In honor of a new year, here is a list of songs that can help nudge even the idlest of souls off the couch in 2015.
5. Radiohead -- "Separator" (King of Limbs, 2011)
This transcendent song from Radiohead's last album, The King of Limbs, expresses a rare sentiment for the band, one of renewal. While Radiohead are constantly reinventing themselves, Thom Yorke rarely sings so frankly about transformation. In "Separator", Yorke sings: "Finally I'm free of all the weight I've been carrying", among other things, including a giant bird and falling out of bed. Altogether, the song is a divine experience that comes at the end of the album, which, as has been suggested, could mean "Separator" is about death. The line "If you think this is over then you're wrong" may have dual implications: perhaps it's about reincarnation, and also the fact that this is not the last we will hear from Radiohead.
4. David Bowie -- "Absolute Beginners" (Absolute Beginners: Original Motion Picture Soundtrack, 1986)
This David Bowie tune, recorded for the movie Absolute Beginners, was born out of Bowie's friendship with director, Julien Temple. Bowie also starred in the film in a supporting role as "Vendice Partners". The film -- a musical shot in 1986 about London in the '50s -- came with a soundtrack that includes contributions by Sade, the Style Council, and Ray Davies. The title track by Bowie outshines the film and stands on its own as a song about starting out in the world naïve and unschooled.
The song, recorded in 1986, combines doo wop-style backing vocals with sweeping orchestral arrangements. It reached as high as number two in the UK charts and number 53 in the U.S. The accompanying video combines scenes from the film with scenes of Bowie walking city streets at night in classic noir fashion while chasing after a woman who looks straight out of Cats.

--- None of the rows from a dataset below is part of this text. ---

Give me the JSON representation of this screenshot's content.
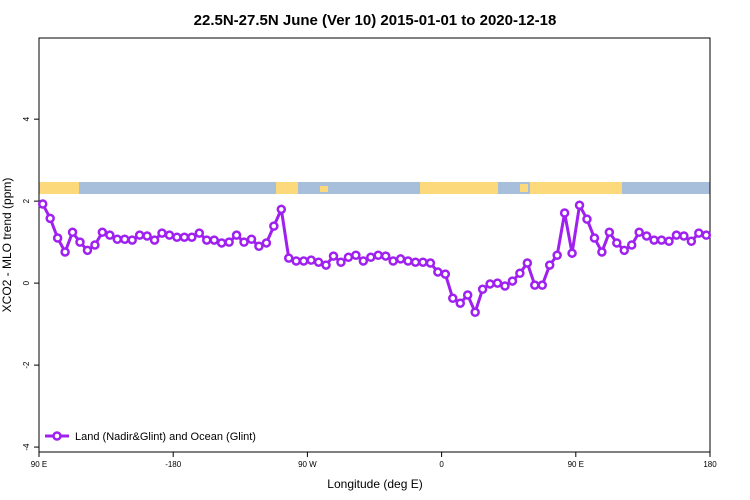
{
  "chart_data": {
    "type": "line",
    "title": "22.5N-27.5N June (Ver 10)   2015-01-01 to 2020-12-18",
    "x_label": "Longitude (deg E)",
    "y_label": "XCO2 - MLO trend (ppm)",
    "xlim": [
      -270,
      180
    ],
    "ylim": [
      -4.12,
      5.98
    ],
    "xticks": [
      {
        "value": -270,
        "label": "90 E"
      },
      -180,
      {
        "value": -90,
        "label": "90 W"
      },
      0,
      {
        "value": 90,
        "label": "90 E"
      },
      180
    ],
    "yticks": [
      -4,
      -2,
      0,
      2,
      4
    ],
    "legend": "bottom-left",
    "x": [
      -267.5,
      -262.5,
      -257.5,
      -252.5,
      -247.5,
      -242.5,
      -237.5,
      -232.5,
      -227.5,
      -222.5,
      -217.5,
      -212.5,
      -207.5,
      -202.5,
      -197.5,
      -192.5,
      -187.5,
      -182.5,
      -177.5,
      -172.5,
      -167.5,
      -162.5,
      -157.5,
      -152.5,
      -147.5,
      -142.5,
      -137.5,
      -132.5,
      -127.5,
      -122.5,
      -117.5,
      -112.5,
      -107.5,
      -102.5,
      -97.5,
      -92.5,
      -87.5,
      -82.5,
      -77.5,
      -72.5,
      -67.5,
      -62.5,
      -57.5,
      -52.5,
      -47.5,
      -42.5,
      -37.5,
      -32.5,
      -27.5,
      -22.5,
      -17.5,
      -12.5,
      -7.5,
      -2.5,
      2.5,
      7.5,
      12.5,
      17.5,
      22.5,
      27.5,
      32.5,
      37.5,
      42.5,
      47.5,
      52.5,
      57.5,
      62.5,
      67.5,
      72.5,
      77.5,
      82.5,
      87.5,
      92.5,
      97.5,
      102.5,
      107.5,
      112.5,
      117.5,
      122.5,
      127.5,
      132.5,
      137.5,
      142.5,
      147.5,
      152.5,
      157.5,
      162.5,
      167.5,
      172.5,
      177.5
    ],
    "series": [
      {
        "name": "Land (Nadir&Glint) and Ocean (Glint)",
        "color": "#a020f0",
        "values": [
          1.93,
          1.58,
          1.1,
          0.76,
          1.24,
          1.0,
          0.8,
          0.93,
          1.24,
          1.17,
          1.07,
          1.07,
          1.05,
          1.17,
          1.15,
          1.05,
          1.22,
          1.17,
          1.12,
          1.12,
          1.12,
          1.22,
          1.05,
          1.05,
          0.98,
          1.0,
          1.17,
          1.0,
          1.07,
          0.9,
          0.98,
          1.39,
          1.8,
          0.61,
          0.54,
          0.54,
          0.56,
          0.51,
          0.44,
          0.66,
          0.51,
          0.63,
          0.68,
          0.54,
          0.63,
          0.68,
          0.66,
          0.54,
          0.59,
          0.54,
          0.51,
          0.51,
          0.49,
          0.27,
          0.22,
          -0.37,
          -0.49,
          -0.29,
          -0.71,
          -0.15,
          -0.02,
          0.0,
          -0.07,
          0.05,
          0.24,
          0.49,
          -0.05,
          -0.05,
          0.44,
          0.68,
          1.71,
          0.73,
          1.9,
          1.56,
          1.1,
          0.76,
          1.24,
          0.98,
          0.8,
          0.93,
          1.24,
          1.15,
          1.05,
          1.05,
          1.02,
          1.17,
          1.15,
          1.02,
          1.22,
          1.17
        ]
      }
    ]
  }
}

3. Tori Amos -- "Pretty Good Year" (Under the Pink, 1994)
This song from Tori Amos's Under The Pink album isn't about the year ahead, but a reflection on a year that has just ended. While it wasn't released as a single in the U.S., the track reached number seven on the UK charts. The song starts out with a lovely piano line and Amos singing: "Greg, he writes letters and burns his CDs / They say he was something in those formative years" before the song takes a grunge-like turn and guitars grind the song up.
Amos told The Baltimore Sun that the song was inspired by a guy named Greg from the UK, who wrote her to say his life was over. This was not new phenomenon to Amos. She told the paper that she had seen this complaint in many 20something men. "The tragedy of that for me," she stated, "just seeing that over and over again, got to me so much that I wrote Pretty Good Year." That may also explain the bizarre video that accompanies the song, depicting a beautiful young Amos in a white arm chair in a white room, interspersed with clips of her dancing among a group of 20something men wearing what looks like white paper bags on their heads.
2. Nina Simone -- "Feeling Good" (I Put a Spell on You, 1965)
Originally written for the Broadway musical The Roar of the Greasepaint -- The Smell of the Crowd, this uplifting tune became Nina Simone's when she recorded it on her 1965 album I Put a Spell on You. At the time of the album's release, "Feeling Good" wasn't put out as a single. When the song was used in the UK for a fabric softener ad in 1987, however, it became well known and was subsequently released as a single, which reached number 40 on the UK charts. Hearing the words: "It's a new dawn / It's a new day / It's a new life for me / I'm feelin' good" in Simone's legendary croon is stimulus enough to get off the couch and do something you've always wanted to.
1. Beck -- "Waking Light" (Morning Phase, 2014)
Recorded last year for one 2014's most gorgeous albums and one of Beck's most prolific records since Sea Change, "Waking Light" is Morning Phase's last song and crowning jewel. Like a lot of the album's tracks, the song speaks of shedding the things that hold us down. For Beck, one of those thing was a spinal injury that hindered his voice on his previous release in 2008, Modern Guilt. In 2013, he told Rolling Stone that on Morning Phase "I get to shout and yell. I'm like, 'Thank you!' I had a lot of ideas and things I'd been wanting to do. This last year and a half, I feel like I can really do them." Lucky for us he gets to do the,m because the album is a haunting and gorgeous work that proves Beck Hanson knows a thing or two about renewal.